Alondra Nelson and Francis Collins temporarily taking top White House science roles
President Biden announced Wednesday that two people will fill leadership roles for the White House Office of Science and Technology Policy (OSTP) after his top science adviser announced his resignation last week.
The White House said that “until permanent leadership is nominated and confirmed,” Alondra Nelson will serve as director of the office, and Francis Collins will be Biden’s science adviser and co-chair of the president’s Council of Advisors on Science and Technology.
“These appointments will allow OSTP and the President’s Science and Technology agenda to move seamlessly forward under proven leadership,” the statement said.
Collins, a 2007 recipient of the Presidential Medal of Freedom, recently stepped down from after over a decade as director of the National Institutes of Health. Nelson formerly was OSTP’s deputy director for science and society.
In the announcement, the White House said that the decisions signaled the administration had “doubled down on science.”

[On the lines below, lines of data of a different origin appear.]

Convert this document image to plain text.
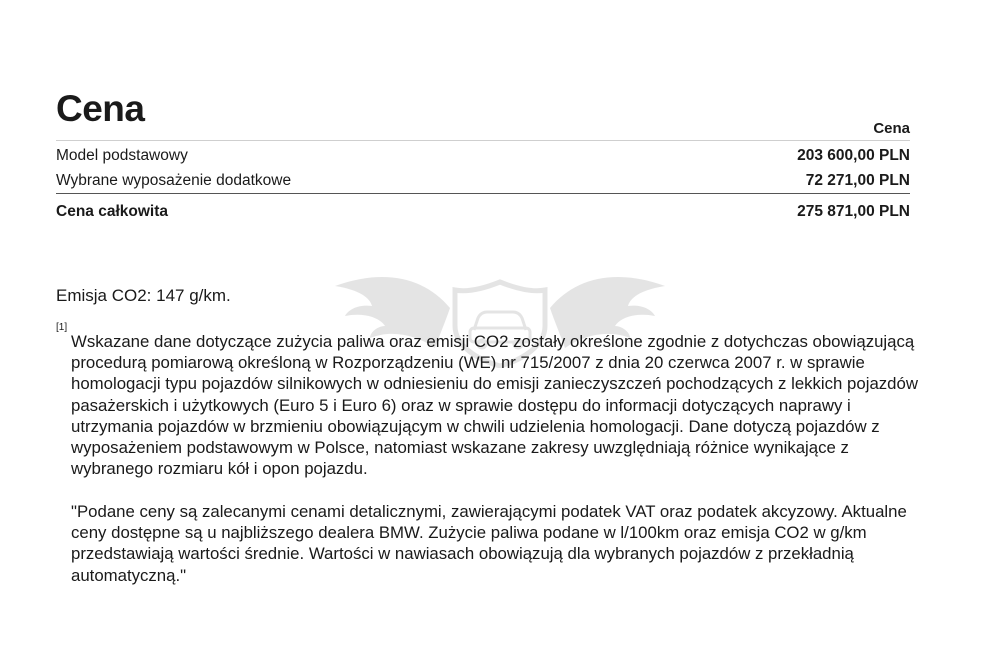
Cena	Cena
Model podstawowy	203 600,00 PLN
Wybrane wyposażenie dodatkowe	72 271,00 PLN
Cena całkowita	275 871,00 PLN
Emisja CO2: 147 g/km.
[1]

Wskazane dane dotyczące zużycia paliwa oraz emisji CO2 zostały określone zgodnie z dotychczas obowiązującą procedurą pomiarową określoną w Rozporządzeniu (WE) nr 715/2007 z dnia 20 czerwca 2007 r. w sprawie homologacji typu pojazdów silnikowych w odniesieniu do emisji zanieczyszczeń pochodzących z lekkich pojazdów pasażerskich i użytkowych (Euro 5 i Euro 6) oraz w sprawie dostępu do informacji dotyczących naprawy i utrzymania pojazdów w brzmieniu obowiązującym w chwili udzielenia homologacji. Dane dotyczą pojazdów z wyposażeniem podstawowym w Polsce, natomiast wskazane zakresy uwzględniają różnice wynikające z wybranego rozmiaru kół i opon pojazdu.

"Podane ceny są zalecanymi cenami detalicznymi, zawierającymi podatek VAT oraz podatek akcyzowy. Aktualne ceny dostępne są u najbliższego dealera BMW. Zużycie paliwa podane w l/100km oraz emisja CO2 w g/km przedstawiają wartości średnie. Wartości w nawiasach obowiązują dla wybranych pojazdów z przekładnią automatyczną."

The new leadership placements come after an internal investigation found that Eric Lander, Biden’s previous science adviser, bullied his subordinates, prompting his resignation.
“It is clear that things I said, and the way I said them, crossed the line at times into being disrespectful and demeaning, to both men and women. That was never my intention,” Lander said in his resignation letter. “Nonetheless, it is my fault and my responsibility. I will take this lesson forward.”
He also said at the time that his resignation would become effective on Feb. 18 to allow for an “orderly transfer.”